Hazlitt's proposition--so readily accepted by the smug generation of his day--that London was the only place in which the child could grow up completely into the man--would have appeared the most perverse kind of nonsense to Borrow.

The complexity of a modern type, such as that of a big organiser of industrial labour, did not impress him.

He esteemed the primitive above the economic man, and was apt to judge a human being rather as Robinson Crusoe might have done than in the spirit of a juryman at an Industrial Exhibition.

Again, his feeling for nature was intimate rather than enthusiastic, at a time when people still looked for a good deal of pretty Glover-like composition in their landscapes.
One of the most original traits of Borrow's genius was the care and obstinacy with which he defended his practical, vigorous and alert personality against the allurements of word-painting, of Nature and of Reverie.
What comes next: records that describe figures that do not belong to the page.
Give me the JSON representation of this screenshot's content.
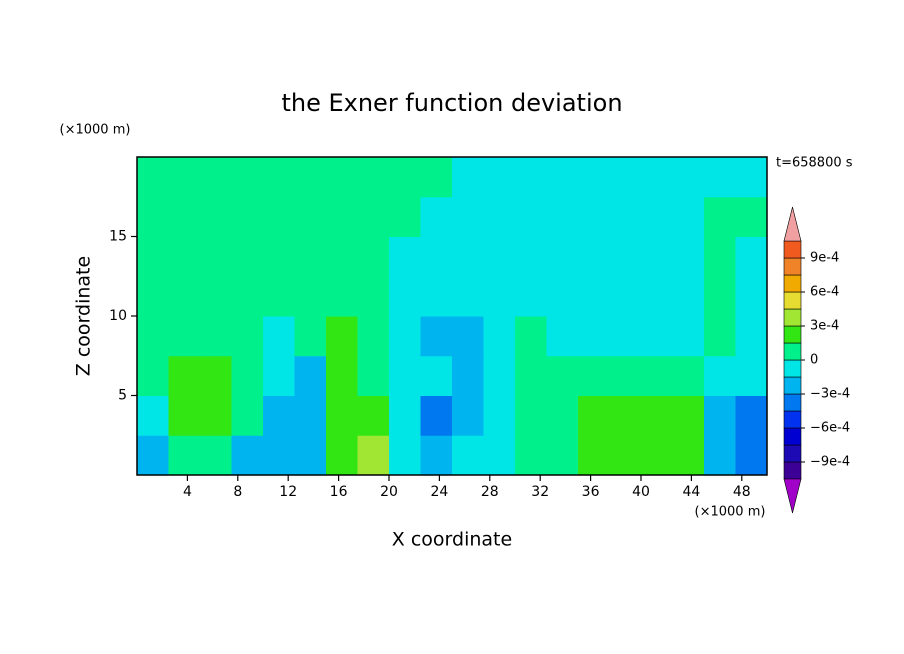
{
  "chart_data": {
    "type": "contour",
    "title": "the Exner function deviation",
    "xlabel": "X coordinate",
    "ylabel": "Z coordinate",
    "xunit": "(×1000 m)",
    "yunit": "(×1000 m)",
    "annotation": "t=658800 s",
    "xlim": [
      0,
      50
    ],
    "ylim": [
      0,
      20
    ],
    "xticks": [
      4,
      8,
      12,
      16,
      20,
      24,
      28,
      32,
      36,
      40,
      44,
      48
    ],
    "yticks": [
      5,
      10,
      15
    ],
    "x": [
      1.25,
      3.75,
      6.25,
      8.75,
      11.25,
      13.75,
      16.25,
      18.75,
      21.25,
      23.75,
      26.25,
      28.75,
      31.25,
      33.75,
      36.25,
      38.75,
      41.25,
      43.75,
      46.25,
      48.75
    ],
    "y": [
      1.25,
      3.75,
      6.25,
      8.75,
      11.25,
      13.75,
      16.25,
      18.75
    ],
    "z": [
      [
        -0.0002,
        7e-05,
        7e-05,
        -0.0002,
        -0.0002,
        -0.0002,
        0.0002,
        0.0004,
        -7e-05,
        -0.0002,
        -7e-05,
        -7e-05,
        7e-05,
        7e-05,
        0.0002,
        0.0002,
        0.0002,
        0.0002,
        -0.0002,
        -0.0004
      ],
      [
        -7e-05,
        0.0002,
        0.0002,
        7e-05,
        -0.0002,
        -0.0002,
        0.0002,
        0.0002,
        -7e-05,
        -0.0004,
        -0.0002,
        -7e-05,
        7e-05,
        7e-05,
        0.0002,
        0.0002,
        0.0002,
        0.0002,
        -0.0002,
        -0.0004
      ],
      [
        7e-05,
        0.0002,
        0.0002,
        7e-05,
        -7e-05,
        -0.0002,
        0.0002,
        7e-05,
        -7e-05,
        -7e-05,
        -0.0002,
        -7e-05,
        7e-05,
        7e-05,
        7e-05,
        7e-05,
        7e-05,
        7e-05,
        -7e-05,
        -7e-05
      ],
      [
        7e-05,
        7e-05,
        7e-05,
        7e-05,
        -7e-05,
        7e-05,
        0.0002,
        7e-05,
        -7e-05,
        -0.0002,
        -0.0002,
        -7e-05,
        7e-05,
        -7e-05,
        -7e-05,
        -7e-05,
        -7e-05,
        -7e-05,
        7e-05,
        -7e-05
      ],
      [
        7e-05,
        7e-05,
        7e-05,
        7e-05,
        7e-05,
        7e-05,
        7e-05,
        7e-05,
        -7e-05,
        -7e-05,
        -7e-05,
        -7e-05,
        -7e-05,
        -7e-05,
        -7e-05,
        -7e-05,
        -7e-05,
        -7e-05,
        7e-05,
        -7e-05
      ],
      [
        7e-05,
        7e-05,
        7e-05,
        7e-05,
        7e-05,
        7e-05,
        7e-05,
        7e-05,
        -7e-05,
        -7e-05,
        -7e-05,
        -7e-05,
        -7e-05,
        -7e-05,
        -7e-05,
        -7e-05,
        -7e-05,
        -7e-05,
        7e-05,
        -7e-05
      ],
      [
        7e-05,
        7e-05,
        7e-05,
        7e-05,
        7e-05,
        7e-05,
        7e-05,
        7e-05,
        7e-05,
        -7e-05,
        -7e-05,
        -7e-05,
        -7e-05,
        -7e-05,
        -7e-05,
        -7e-05,
        -7e-05,
        -7e-05,
        7e-05,
        7e-05
      ],
      [
        7e-05,
        7e-05,
        7e-05,
        7e-05,
        7e-05,
        7e-05,
        7e-05,
        7e-05,
        7e-05,
        7e-05,
        -7e-05,
        -7e-05,
        -7e-05,
        -7e-05,
        -7e-05,
        -7e-05,
        -7e-05,
        -7e-05,
        -7e-05,
        -7e-05
      ]
    ],
    "levels": [
      -0.00105,
      -0.0009,
      -0.00075,
      -0.0006,
      -0.00045,
      -0.0003,
      -0.00015,
      0,
      0.00015,
      0.0003,
      0.00045,
      0.0006,
      0.00075,
      0.0009,
      0.00105
    ],
    "colors": [
      "#3c0096",
      "#1e0ab4",
      "#0000d2",
      "#0032f0",
      "#0078f0",
      "#00b4f0",
      "#00e6e6",
      "#00f08c",
      "#32e614",
      "#a0e632",
      "#e6dc32",
      "#f0aa00",
      "#f08228",
      "#f05a1e",
      "#e61414"
    ],
    "under_color": "#a000c8",
    "over_color": "#f0a0a0",
    "colorbar_ticks": [
      {
        "value": 0.0009,
        "label": "9e-4"
      },
      {
        "value": 0.0006,
        "label": "6e-4"
      },
      {
        "value": 0.0003,
        "label": "3e-4"
      },
      0,
      {
        "value": -0.0003,
        "label": "−3e-4"
      },
      {
        "value": -0.0006,
        "label": "−6e-4"
      },
      {
        "value": -0.0009,
        "label": "−9e-4"
      }
    ]
  }
}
He could respond to the thrill of natural beauty, he could enjoy his mood when it veritably came upon him, just as he could enjoy a tankard of old ale or linger to gaze upon a sympathetic face; but he refused to pamper such feelings, still more to simulate them; he refused to allow himself to become the creature of literary or poetic ecstasy; he refused to indulge in the fashionable debauch of dilettante melancholy.
He wrote about his life quite naturally, "as if there were nothing in it." Another and closely allied cause of perplexity and discontent to the literary connoisseurs was Borrow's lack of style.